A Message from Rev. Dr. Larry Hayward

A few weeks ago, on one of the beautiful cool afternoons we have been experiencing, I stopped in CVS on Quaker Lane to pick up a prescription. When I came out, three or four teenage boys were standing outside. One was white. One was black. The others were figures whose number nor race I did not notice. They were dressed in jeans, sweatshirts, hoodies. One of them, who had an eye that looked like it had once been injured but was now healed, said, politely, “Sir, do you know where the nearest McDonald’s is?”

When he spoke, I was taken back in memory immediately to Labor Day Weekend fifteen years ago, when I arrived in town to serve Westminster, moved into a high rise condominium in the Carlyle area, and realized that I had no idea where there might be a grocery store or even restaurant. The Pastor Nominating Committee had “saved” me from “DC traffic” by chauffeuring me around town when I had interviewed; so when I arrived in my large, five year old Buick, fresh from the Midwest, pre GPS, I was timid about driving, even though the streets were deserted on the holiday weekend. A few days later, I finally ventured out, found the Giant on Duke Street, and filled my refrigerator.

When I encountered the teenagers outside CVS, what flashed in my mind was that there was a McDonald’s a couple of miles away on Duke Street (which has sense been torn down); but because I couldn’t think of any others, and sensed they were on foot, I said “Gee, I don’t think there is a McDonald’s nearby.” I felt for them because I knew what it was like to be in a strange city and not know where to turn for food.

As I was speaking, I suddenly returned to reality and remembered that there was a McDonald’s just up the street at Bradlee Center; so I gave them directions, and they headed that way, with a skip in their step, their taste buds already watering over Chicken McNuggets with Bar-B-Que sauce.

What struck me about this exchange is that when we meet someone who is going through something we have gone through – be it mildly unpleasant or severely traumatic – we can be immediately transported back into similar unpleasantness or trauma. When we are so transported, we literally “lose our minds” to the past; and we may (as I did) not only forget that what they need (a McDonald’s) lies close at hand (at Bradlee); but also, we may instruct people to a place (a McDonald’s on Duke Street) that no longer exists. Our disorientation aside, we can also feel an immediate identification with their plight, however great or manageable it is. Because I had once arrived in Alexandria and not known where to turn for food, I “got” what they were going through.

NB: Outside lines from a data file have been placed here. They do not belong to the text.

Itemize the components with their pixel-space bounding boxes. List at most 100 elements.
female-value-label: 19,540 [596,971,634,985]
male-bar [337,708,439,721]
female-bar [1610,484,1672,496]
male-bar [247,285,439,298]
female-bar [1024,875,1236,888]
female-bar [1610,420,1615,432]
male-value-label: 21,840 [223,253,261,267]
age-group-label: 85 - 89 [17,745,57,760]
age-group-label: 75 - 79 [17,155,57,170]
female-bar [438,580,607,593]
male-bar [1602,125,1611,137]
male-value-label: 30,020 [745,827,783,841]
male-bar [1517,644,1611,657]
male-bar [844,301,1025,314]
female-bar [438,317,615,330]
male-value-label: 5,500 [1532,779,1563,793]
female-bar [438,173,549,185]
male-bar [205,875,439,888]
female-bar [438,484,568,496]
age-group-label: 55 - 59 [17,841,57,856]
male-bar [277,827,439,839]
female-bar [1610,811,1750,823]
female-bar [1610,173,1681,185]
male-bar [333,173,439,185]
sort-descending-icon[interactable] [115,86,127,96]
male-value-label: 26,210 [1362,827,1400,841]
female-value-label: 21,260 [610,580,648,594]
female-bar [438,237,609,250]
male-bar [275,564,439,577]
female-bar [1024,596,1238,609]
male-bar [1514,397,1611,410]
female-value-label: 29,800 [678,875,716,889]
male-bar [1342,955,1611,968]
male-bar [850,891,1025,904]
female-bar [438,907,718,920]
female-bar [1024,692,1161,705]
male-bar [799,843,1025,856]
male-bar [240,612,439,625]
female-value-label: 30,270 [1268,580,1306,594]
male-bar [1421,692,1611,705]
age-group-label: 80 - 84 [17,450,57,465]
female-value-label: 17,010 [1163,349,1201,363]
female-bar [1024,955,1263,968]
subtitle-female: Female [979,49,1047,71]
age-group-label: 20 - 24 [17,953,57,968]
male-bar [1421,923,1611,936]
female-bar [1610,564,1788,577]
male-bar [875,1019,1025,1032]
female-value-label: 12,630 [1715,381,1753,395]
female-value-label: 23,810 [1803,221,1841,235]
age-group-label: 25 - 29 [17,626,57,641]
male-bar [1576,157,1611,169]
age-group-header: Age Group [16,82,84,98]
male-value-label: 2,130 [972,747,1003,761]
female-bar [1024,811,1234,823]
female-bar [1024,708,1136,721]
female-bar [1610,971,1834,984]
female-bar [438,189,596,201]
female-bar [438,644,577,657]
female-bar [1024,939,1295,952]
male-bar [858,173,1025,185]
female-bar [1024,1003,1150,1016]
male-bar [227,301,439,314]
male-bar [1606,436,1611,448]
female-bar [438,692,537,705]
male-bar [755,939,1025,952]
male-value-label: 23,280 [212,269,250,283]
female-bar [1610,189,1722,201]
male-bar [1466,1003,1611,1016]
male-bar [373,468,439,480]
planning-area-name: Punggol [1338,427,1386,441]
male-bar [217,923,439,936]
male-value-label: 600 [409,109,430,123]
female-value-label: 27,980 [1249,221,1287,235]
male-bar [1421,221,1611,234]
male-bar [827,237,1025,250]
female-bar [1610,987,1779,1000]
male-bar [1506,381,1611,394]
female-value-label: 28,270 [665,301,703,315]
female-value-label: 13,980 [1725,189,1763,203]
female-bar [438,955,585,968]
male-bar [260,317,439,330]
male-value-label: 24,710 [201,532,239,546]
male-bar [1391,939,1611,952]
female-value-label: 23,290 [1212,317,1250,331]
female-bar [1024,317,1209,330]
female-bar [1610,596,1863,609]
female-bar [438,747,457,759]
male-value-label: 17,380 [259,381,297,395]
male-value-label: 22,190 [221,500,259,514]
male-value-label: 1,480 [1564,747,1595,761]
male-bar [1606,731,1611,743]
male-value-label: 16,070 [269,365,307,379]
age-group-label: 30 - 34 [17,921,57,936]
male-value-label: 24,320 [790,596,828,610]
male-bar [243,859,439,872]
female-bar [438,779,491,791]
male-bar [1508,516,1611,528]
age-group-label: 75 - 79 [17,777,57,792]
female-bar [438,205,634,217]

“Remember that you were a slave in the land of Egypt,” God says to the people of Israel (Deuteronomy 15:15). Remembering may paralyze us for a moment, but it eventually leads us to be able to point the way out of slavery into the Promised Land, even if the Promised Land to which we point is a McDonald’s – still in existence where we remember it, after a momentary trip back into the inconvenience of unpleasantness, or worse, the slavery of trauma.